(The Center Square) – The Washington Farm Bureau and the Washington Trucking Associations have sued the state Department of Ecology, alleging the agency has improperly adopted regulations which eliminate tax exemptions on diesel fuel used in farming and ranching operations and truckers hauling agricultural products on public roadways.
The lawsuit was filed Friday in Thurston County Superior Court. Through an administrative law review, the court is being asked to invalidate Ecology’s current regulations, which the plaintiffs allege are “ineffective” and costing the agricultural and trucking sectors tens of millions of dollars in fuel taxes that should be exempt.
It was not specified whether an answer to the complaint has been submitted by the Washington Attorney General’s Office, which represents the state, or if any hearings have been set.

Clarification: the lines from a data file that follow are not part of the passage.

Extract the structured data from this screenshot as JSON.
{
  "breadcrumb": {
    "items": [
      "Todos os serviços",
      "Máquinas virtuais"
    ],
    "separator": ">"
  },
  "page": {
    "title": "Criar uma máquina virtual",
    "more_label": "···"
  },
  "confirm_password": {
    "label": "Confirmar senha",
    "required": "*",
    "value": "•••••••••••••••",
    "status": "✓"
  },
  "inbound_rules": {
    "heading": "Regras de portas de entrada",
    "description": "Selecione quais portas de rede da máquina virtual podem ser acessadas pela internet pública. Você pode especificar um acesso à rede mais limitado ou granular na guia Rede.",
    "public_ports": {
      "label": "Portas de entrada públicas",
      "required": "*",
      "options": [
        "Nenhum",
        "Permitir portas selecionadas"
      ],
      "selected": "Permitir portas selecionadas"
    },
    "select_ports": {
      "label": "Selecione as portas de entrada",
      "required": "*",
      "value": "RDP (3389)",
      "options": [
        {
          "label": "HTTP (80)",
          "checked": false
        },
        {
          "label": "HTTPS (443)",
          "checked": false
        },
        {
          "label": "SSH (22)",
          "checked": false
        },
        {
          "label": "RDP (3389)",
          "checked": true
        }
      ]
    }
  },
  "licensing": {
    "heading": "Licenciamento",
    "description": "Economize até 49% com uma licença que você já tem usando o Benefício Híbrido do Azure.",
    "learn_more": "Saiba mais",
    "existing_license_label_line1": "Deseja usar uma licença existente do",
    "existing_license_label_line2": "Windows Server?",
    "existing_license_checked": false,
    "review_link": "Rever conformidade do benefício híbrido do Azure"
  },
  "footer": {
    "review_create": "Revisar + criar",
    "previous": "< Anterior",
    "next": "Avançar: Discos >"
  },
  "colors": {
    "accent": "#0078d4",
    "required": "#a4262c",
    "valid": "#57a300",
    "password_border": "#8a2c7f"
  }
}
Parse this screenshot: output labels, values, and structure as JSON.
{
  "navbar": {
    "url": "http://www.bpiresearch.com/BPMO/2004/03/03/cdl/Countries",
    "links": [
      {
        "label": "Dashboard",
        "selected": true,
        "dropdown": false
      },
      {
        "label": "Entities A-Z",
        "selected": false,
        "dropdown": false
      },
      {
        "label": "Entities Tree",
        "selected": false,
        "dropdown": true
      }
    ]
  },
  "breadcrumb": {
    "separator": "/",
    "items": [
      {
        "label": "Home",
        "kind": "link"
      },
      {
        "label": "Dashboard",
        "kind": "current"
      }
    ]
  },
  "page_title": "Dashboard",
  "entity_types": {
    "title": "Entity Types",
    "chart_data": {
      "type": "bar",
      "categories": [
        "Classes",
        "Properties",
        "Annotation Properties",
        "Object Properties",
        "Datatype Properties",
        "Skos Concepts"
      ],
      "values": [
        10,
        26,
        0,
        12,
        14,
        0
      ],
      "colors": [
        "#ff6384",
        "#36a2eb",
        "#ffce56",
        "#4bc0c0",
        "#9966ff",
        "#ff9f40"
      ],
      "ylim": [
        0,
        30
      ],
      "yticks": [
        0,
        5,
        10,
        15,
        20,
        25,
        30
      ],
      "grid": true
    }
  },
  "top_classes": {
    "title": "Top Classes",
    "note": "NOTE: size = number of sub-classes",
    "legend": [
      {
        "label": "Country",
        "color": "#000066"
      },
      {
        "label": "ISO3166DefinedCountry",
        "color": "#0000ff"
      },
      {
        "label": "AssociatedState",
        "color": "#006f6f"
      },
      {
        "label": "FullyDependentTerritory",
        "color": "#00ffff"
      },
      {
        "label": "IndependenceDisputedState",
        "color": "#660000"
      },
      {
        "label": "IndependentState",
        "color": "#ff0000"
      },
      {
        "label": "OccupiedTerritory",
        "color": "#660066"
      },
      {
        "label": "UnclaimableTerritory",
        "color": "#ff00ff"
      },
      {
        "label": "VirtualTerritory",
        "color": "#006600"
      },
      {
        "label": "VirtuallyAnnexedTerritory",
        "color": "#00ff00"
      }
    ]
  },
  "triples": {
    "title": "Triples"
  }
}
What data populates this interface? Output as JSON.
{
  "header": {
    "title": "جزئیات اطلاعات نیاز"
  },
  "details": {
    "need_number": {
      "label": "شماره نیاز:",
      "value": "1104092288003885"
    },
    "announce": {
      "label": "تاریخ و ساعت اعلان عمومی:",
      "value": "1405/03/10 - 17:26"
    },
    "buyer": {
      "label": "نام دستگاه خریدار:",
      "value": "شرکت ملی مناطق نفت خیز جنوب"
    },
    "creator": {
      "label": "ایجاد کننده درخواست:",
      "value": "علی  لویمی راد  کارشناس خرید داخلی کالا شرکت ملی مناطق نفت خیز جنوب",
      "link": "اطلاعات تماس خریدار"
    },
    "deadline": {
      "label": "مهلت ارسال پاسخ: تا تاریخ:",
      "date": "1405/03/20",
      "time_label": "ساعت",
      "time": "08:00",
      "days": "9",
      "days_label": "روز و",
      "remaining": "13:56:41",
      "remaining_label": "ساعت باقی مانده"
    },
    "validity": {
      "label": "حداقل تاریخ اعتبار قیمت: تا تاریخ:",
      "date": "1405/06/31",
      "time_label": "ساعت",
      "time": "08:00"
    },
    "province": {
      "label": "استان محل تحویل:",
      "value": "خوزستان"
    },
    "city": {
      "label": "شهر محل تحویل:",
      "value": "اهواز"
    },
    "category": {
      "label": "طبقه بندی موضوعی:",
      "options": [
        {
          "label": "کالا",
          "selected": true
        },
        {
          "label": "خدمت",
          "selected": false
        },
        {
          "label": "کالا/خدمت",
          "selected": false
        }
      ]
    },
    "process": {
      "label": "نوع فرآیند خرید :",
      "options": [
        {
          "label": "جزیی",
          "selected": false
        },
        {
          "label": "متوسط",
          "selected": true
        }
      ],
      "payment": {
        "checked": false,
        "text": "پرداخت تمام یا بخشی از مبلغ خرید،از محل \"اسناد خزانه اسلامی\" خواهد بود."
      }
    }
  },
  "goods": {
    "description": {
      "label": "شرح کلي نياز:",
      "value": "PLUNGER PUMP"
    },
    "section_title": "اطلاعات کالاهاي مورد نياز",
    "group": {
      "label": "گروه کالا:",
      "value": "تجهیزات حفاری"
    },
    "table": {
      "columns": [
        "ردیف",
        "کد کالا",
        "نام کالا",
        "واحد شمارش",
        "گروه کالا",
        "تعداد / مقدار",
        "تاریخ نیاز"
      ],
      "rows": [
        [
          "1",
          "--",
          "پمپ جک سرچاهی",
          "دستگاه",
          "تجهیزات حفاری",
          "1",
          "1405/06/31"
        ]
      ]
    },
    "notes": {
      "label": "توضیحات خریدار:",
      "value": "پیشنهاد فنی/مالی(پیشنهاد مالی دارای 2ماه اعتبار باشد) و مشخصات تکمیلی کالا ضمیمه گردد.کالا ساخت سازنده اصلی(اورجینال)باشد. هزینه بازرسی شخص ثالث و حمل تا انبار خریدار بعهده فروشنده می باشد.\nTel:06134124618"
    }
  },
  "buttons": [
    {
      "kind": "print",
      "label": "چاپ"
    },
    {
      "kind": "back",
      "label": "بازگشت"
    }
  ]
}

In 2021, state lawmakers enacted Washington’s Climate Commitment Act, which requires Ecology to regulate greenhouse gas emissions from designated businesses, manufacturers, and other entities, and to conduct period “cap-and-investment” auctions that generate revenue for various state programs.
According to the farm bureau and trucking association, the CCA includes “a critical exemption from the cap-and-invest program” for emissions associated with diesel and biodiesel fuels used in farming operations and the transportation of agricultural products by truck.
Under the law, the plaintiffs allege, Ecology is supposed to maintain that exemption for five years in order to provide “a feasible transition period” for the agricultural sector before compliance was required.
But in developing regulations, Ecology instead created “an arbitrary exemption process inconsistent with its statutory obligations,” the lawsuit alleges. The plaintiffs contend the agency does not require suppliers to segregate ag-related fuels as specified by law, but instead makes that segregation process optional while requiring the fuel purchasers themselves to seek exemption approval from Ecology.
“Moreover, Ecology’s woefully inadequate regulations create a system whereby an otherwise-exempt fuel purchaser presents an arbitrary certificate to fuel sellers who have no obligation to accept the certificate,” the lawsuit states. “Meanwhile, fuel sellers and distributors continue to add CCA-related costs from the cap-and-invest program onto the price of exempt fuel, while the State of Washington continues to reap the revenue from such CCA-charges.”
The farm bureau and trucking association contend that the CCA-imposed charges, implemented in January, have increased ag-related diesel costs between 45 cents and 70 cents per gallon, resulting in an estimated $74 million increase in fuel prices “that should be exempt.”
The two associations say those “unlawful added costs” are particularly harmful to small farms – estimated at 67% of all farming operations across Washington – as well as small trucking carriers.
Last month, they said, Ecology rejected a petition submitted in June asking the agency to exempt the ag-related fuels from taxation and refund costs to farmers and ranchers who “have been illegally refused an exemption.”
The plaintiffs also alleged that the agency attempted to blame wholesale fuel suppliers for the lack of a workable exemption program, even though many small farm and trucking operations in Washington purchase fuel from local retailers, not wholesale suppliers.
“We feel like there are solutions that are ready, but unfortunately Ecology has not been willing to move forward,” said Bre Elsey, director of governmental affairs for the Washington Farm Bureau, in a press statement. “We have waited for nine months and we cannot wait longer for Ecology to address a crippling issue that should have been addressed by January 1 of this year.”
Sheri Call, president and CEO of Washington Trucking Associations, voiced frustration that in-state haulers “are losing business to outside carriers, companies who are not subject to CCA and have opportunity and access to buy fuel out of state.”
“Mitigating the exemption issue is important because it was relied upon during passage of CCA; however, it is just one aspect of bigger problems for trucking companies in Washington,” said Call.
The 46,000-member Washington Farm Bureau is an advocacy organization representing the interests of farm and ranch families who collectively raise 300 different commodities in the state. The Washington Trucking Associations is supported by over 600 member companies ranging from single truck operators to large fleet firms and the businesses which provide them with products and services.
The plaintiffs are represented by attorneys Callie Castillo and Jesse Miles with the Seattle law firm, Lane Powell PC.